Spectra of the first 3 isotopologues were generated based on the line parameters reported in the HITRAN database. Spectra of the two disubstituted methane isotopologues were from normalized high-resolution FTIR measurements of pure 13CH3D and 12CH2D2. Sample spectra of a pair of 12CH2D2 and 12CH3D abundance measurements of a 5.1 Torr natural abundance methane measurement.
At natural isotope abundances, the isotope ratios of the monosubstituted methane are approximately equal to the bulk isotope ratios.
Infrared Kinetic Spectroscopy Studies on HO2 Radicals Produced from Criegee
Both the reactions brought more attention to CI in light of SOA formation and heterogeneous chemistry in the boundary layer. In this study, we use infrared kinetic spectroscopy (IRKS) to simultaneously monitor HO2 and IO to study the self-reaction kinetics of the smallest Criegee intermediate. The HO2 self-reaction kinetics were studied to test and optimize the performance of the apparatus.
Thus, the absorption of 220 nm light at t = 0 is assumed to originate from the contribution of HO2 absorption. Most of the HO2 was found to be generated from CI-related reactions, while there is a rapid formation of HO2 by a non-CI-related mechanism. We also monitored IO kinetics simultaneously with HO2 using a blue LED to provide a complimentary understanding of HO2 kinetics.
Pressure and temperature dependence of the HO2 and IO kinetics with or without HFA were then investigated to shine more light into the reaction mechanism of CH2OO related.
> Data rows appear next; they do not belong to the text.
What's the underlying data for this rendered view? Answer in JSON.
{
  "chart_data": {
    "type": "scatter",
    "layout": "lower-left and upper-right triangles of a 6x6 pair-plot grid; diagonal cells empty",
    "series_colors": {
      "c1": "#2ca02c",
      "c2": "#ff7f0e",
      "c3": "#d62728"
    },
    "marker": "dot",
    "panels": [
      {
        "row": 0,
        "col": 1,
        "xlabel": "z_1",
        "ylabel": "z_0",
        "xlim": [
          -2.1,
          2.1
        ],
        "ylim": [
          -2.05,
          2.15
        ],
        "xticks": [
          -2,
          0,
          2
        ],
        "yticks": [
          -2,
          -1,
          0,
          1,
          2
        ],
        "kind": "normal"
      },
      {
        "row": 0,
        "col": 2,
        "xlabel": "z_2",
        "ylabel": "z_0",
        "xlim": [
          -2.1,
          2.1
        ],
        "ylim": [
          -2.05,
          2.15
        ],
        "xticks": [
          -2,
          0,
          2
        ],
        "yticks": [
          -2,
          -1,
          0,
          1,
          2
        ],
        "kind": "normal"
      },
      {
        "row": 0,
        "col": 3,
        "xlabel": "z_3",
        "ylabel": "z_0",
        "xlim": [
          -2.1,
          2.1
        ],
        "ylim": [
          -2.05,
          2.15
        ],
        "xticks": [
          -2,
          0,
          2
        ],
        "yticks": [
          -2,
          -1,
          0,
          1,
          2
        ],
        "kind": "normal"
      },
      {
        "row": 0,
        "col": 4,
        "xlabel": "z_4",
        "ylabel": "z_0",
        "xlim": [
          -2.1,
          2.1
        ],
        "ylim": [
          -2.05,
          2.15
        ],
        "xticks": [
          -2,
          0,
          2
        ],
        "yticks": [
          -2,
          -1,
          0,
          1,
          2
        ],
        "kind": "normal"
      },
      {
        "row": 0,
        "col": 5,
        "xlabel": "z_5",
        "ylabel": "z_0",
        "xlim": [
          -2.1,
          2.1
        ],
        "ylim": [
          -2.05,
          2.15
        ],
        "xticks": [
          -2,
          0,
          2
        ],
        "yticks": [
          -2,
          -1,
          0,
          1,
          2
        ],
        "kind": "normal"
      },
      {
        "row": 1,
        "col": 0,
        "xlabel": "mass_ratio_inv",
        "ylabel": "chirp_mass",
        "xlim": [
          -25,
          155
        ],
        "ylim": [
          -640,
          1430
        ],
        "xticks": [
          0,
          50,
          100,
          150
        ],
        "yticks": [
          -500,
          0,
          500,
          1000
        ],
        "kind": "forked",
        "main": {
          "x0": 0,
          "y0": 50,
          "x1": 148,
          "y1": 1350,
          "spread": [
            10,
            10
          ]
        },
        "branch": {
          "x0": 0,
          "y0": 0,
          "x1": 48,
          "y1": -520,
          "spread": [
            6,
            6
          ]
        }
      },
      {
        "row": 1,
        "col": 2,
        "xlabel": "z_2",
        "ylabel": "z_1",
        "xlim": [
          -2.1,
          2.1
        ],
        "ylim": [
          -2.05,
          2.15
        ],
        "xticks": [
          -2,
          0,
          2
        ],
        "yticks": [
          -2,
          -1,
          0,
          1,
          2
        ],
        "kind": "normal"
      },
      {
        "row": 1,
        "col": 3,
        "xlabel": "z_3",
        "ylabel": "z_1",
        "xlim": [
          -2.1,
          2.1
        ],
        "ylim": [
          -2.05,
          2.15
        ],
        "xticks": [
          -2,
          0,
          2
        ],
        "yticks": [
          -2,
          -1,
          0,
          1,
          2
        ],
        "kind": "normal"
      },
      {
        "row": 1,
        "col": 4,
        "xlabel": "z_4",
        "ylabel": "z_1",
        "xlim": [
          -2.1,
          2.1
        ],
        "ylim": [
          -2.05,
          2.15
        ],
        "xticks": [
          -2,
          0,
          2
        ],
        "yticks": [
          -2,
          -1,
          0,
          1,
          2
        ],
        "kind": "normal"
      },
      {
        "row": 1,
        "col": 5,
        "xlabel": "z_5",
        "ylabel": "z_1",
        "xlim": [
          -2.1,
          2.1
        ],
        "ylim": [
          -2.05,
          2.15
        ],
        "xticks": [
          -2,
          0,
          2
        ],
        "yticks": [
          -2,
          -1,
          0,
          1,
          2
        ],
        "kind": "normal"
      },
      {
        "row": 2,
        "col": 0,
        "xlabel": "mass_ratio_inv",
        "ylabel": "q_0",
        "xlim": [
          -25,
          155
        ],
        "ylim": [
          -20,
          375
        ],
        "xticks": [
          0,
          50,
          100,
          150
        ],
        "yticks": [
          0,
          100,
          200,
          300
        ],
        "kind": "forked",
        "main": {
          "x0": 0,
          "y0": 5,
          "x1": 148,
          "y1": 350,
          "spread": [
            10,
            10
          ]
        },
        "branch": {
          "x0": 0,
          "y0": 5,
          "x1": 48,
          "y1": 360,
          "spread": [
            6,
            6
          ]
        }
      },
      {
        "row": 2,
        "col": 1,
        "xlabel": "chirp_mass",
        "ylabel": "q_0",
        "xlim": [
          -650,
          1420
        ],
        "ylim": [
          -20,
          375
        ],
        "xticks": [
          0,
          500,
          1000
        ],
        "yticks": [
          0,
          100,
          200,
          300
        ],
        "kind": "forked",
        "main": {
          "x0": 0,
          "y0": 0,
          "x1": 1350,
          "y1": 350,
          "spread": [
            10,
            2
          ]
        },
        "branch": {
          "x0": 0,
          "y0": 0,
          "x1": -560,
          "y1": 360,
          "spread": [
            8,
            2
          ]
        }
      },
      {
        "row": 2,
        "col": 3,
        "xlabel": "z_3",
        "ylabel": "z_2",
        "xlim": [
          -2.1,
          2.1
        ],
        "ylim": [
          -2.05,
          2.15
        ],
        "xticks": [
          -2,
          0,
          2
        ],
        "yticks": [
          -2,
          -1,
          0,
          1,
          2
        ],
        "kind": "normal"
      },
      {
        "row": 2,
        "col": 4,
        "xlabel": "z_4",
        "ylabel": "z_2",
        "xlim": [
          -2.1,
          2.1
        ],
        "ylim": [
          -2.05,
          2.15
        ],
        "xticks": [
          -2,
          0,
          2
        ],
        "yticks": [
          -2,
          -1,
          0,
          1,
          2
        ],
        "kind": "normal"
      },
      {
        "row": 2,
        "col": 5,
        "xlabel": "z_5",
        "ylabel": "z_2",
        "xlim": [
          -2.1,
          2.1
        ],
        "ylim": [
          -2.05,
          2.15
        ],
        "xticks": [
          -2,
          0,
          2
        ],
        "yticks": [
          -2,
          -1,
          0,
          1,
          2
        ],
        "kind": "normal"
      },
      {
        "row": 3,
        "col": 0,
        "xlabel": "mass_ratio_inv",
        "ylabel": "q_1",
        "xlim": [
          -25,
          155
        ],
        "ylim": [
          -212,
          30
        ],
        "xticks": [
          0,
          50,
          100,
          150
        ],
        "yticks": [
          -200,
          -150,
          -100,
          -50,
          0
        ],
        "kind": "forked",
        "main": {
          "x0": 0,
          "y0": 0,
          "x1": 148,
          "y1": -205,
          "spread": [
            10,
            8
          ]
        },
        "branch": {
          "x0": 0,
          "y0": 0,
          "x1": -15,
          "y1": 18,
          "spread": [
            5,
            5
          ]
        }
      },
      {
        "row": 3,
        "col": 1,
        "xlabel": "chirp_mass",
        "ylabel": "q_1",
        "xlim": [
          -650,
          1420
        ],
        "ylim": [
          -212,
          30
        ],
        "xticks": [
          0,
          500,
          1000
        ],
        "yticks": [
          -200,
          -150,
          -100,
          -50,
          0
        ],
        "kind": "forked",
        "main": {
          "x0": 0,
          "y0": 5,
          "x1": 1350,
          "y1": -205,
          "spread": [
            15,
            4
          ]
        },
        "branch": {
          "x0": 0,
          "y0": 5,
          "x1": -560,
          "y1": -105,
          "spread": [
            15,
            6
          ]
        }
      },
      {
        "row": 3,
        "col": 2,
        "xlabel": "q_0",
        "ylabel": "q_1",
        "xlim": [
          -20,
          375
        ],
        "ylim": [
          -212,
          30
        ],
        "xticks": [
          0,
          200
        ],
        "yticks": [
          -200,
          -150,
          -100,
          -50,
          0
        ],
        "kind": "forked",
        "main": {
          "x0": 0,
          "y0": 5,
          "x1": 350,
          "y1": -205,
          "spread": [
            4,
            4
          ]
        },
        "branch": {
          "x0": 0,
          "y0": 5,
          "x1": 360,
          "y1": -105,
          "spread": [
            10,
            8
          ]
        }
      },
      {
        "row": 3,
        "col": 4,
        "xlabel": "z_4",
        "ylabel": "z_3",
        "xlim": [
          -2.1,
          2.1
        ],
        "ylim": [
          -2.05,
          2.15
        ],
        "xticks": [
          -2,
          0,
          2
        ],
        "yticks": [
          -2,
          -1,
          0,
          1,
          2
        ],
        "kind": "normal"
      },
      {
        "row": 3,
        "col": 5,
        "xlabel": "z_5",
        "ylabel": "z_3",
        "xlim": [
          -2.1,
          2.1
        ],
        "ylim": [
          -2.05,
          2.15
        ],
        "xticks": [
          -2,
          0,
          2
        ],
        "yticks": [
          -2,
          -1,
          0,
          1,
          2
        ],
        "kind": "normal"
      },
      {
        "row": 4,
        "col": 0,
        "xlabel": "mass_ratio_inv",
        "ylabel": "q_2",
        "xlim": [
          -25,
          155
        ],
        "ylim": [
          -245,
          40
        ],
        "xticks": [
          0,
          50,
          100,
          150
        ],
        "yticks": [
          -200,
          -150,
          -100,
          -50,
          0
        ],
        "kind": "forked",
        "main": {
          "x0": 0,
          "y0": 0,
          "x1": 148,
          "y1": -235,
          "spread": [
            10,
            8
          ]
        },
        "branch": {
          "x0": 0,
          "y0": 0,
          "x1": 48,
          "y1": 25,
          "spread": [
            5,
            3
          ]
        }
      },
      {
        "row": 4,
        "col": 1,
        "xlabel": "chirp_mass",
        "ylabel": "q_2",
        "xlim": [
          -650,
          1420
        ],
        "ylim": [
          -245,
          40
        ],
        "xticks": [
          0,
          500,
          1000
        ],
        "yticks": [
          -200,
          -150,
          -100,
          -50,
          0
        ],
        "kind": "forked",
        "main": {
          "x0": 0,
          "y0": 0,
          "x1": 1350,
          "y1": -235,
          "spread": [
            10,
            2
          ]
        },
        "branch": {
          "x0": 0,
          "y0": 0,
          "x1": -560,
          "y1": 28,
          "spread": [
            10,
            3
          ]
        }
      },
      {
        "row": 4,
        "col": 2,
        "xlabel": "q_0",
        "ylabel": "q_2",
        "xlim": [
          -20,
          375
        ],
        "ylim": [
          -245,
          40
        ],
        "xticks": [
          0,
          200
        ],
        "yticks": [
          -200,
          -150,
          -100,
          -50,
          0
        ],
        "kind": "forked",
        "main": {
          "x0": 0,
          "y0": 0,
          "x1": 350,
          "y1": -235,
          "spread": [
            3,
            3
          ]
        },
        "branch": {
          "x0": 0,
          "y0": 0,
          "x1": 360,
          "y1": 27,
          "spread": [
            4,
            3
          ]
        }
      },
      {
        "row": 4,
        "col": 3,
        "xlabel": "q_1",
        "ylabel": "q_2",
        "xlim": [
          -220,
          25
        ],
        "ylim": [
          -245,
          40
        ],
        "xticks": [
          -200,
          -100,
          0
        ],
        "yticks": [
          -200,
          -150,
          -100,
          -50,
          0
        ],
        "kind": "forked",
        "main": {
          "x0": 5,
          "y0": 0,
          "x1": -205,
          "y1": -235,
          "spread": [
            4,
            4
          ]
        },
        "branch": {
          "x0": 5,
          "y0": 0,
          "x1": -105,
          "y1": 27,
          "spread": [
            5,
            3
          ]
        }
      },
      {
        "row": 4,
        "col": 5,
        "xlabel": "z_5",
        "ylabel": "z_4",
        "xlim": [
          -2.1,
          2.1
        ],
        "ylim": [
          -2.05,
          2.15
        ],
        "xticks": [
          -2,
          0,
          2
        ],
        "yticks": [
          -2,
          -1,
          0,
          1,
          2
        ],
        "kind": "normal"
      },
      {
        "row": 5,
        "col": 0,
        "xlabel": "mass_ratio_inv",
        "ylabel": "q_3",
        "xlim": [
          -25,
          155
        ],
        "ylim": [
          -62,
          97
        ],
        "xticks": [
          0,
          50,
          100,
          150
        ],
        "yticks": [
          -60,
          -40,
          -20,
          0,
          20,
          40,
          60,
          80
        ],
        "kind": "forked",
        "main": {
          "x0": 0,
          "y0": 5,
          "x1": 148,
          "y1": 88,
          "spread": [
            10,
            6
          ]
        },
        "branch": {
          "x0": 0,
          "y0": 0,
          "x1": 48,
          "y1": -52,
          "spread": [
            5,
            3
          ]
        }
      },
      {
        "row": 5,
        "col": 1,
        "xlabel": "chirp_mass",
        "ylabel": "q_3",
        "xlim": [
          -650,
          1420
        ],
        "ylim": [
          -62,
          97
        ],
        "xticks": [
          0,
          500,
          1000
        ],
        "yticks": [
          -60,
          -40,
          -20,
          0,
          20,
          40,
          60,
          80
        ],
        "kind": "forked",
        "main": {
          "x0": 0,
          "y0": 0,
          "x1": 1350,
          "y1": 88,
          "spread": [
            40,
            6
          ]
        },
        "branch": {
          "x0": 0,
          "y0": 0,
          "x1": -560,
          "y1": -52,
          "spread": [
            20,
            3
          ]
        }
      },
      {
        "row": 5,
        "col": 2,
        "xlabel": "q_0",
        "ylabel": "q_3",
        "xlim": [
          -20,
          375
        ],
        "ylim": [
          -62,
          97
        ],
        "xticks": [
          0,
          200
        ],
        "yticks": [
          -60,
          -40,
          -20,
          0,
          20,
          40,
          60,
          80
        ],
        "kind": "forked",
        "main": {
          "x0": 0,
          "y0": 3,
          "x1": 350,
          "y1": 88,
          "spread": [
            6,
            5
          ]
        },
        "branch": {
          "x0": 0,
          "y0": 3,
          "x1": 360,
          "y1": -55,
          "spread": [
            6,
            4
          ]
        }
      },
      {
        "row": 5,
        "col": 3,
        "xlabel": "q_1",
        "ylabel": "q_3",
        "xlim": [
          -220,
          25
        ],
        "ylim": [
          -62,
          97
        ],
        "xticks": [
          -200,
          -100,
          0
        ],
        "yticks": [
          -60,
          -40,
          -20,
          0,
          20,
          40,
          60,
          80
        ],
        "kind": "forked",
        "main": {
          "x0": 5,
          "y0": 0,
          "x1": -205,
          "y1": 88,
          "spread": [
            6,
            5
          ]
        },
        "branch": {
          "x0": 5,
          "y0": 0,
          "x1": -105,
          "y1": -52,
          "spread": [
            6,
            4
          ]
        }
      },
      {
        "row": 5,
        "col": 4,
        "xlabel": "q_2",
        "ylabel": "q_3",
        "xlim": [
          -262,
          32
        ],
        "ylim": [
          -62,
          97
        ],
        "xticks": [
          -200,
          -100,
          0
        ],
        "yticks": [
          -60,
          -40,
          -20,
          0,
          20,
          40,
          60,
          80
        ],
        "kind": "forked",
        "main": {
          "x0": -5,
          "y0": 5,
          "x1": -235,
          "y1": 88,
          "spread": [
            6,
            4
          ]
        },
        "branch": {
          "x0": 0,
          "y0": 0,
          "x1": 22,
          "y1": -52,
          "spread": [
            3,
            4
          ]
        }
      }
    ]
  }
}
Finally, we investigated the pressure and temperature dependence of the CH2OO-related HO2 kinetics in the same pressure and temperature ranges as above. A negative pressure dependence was observed for the HO2 formation rate, which is consistent with the predicted pressure-dependent branching ratio of the product channels in the CH2I + O2 reaction.
In order to assist in understanding the fate of Criegee intermediate in the. atmosphere, we investigated the kinetics of HO2 produced from the photolysis of CH2I2/O2/N2. 2014b) Measure Rate Constants for Reactions of the Simplest Criegee Intermediate (CH2OO) by Monitoring the OH Radicals. Most of the HO2 was found to be made from CI, while there is a rapid HO2 formation mechanism unrelated to CI, most likely from direct CH2I + O2 reaction.
From the HFA experiments, we found that some IO originates from the reaction between CH2OO and I.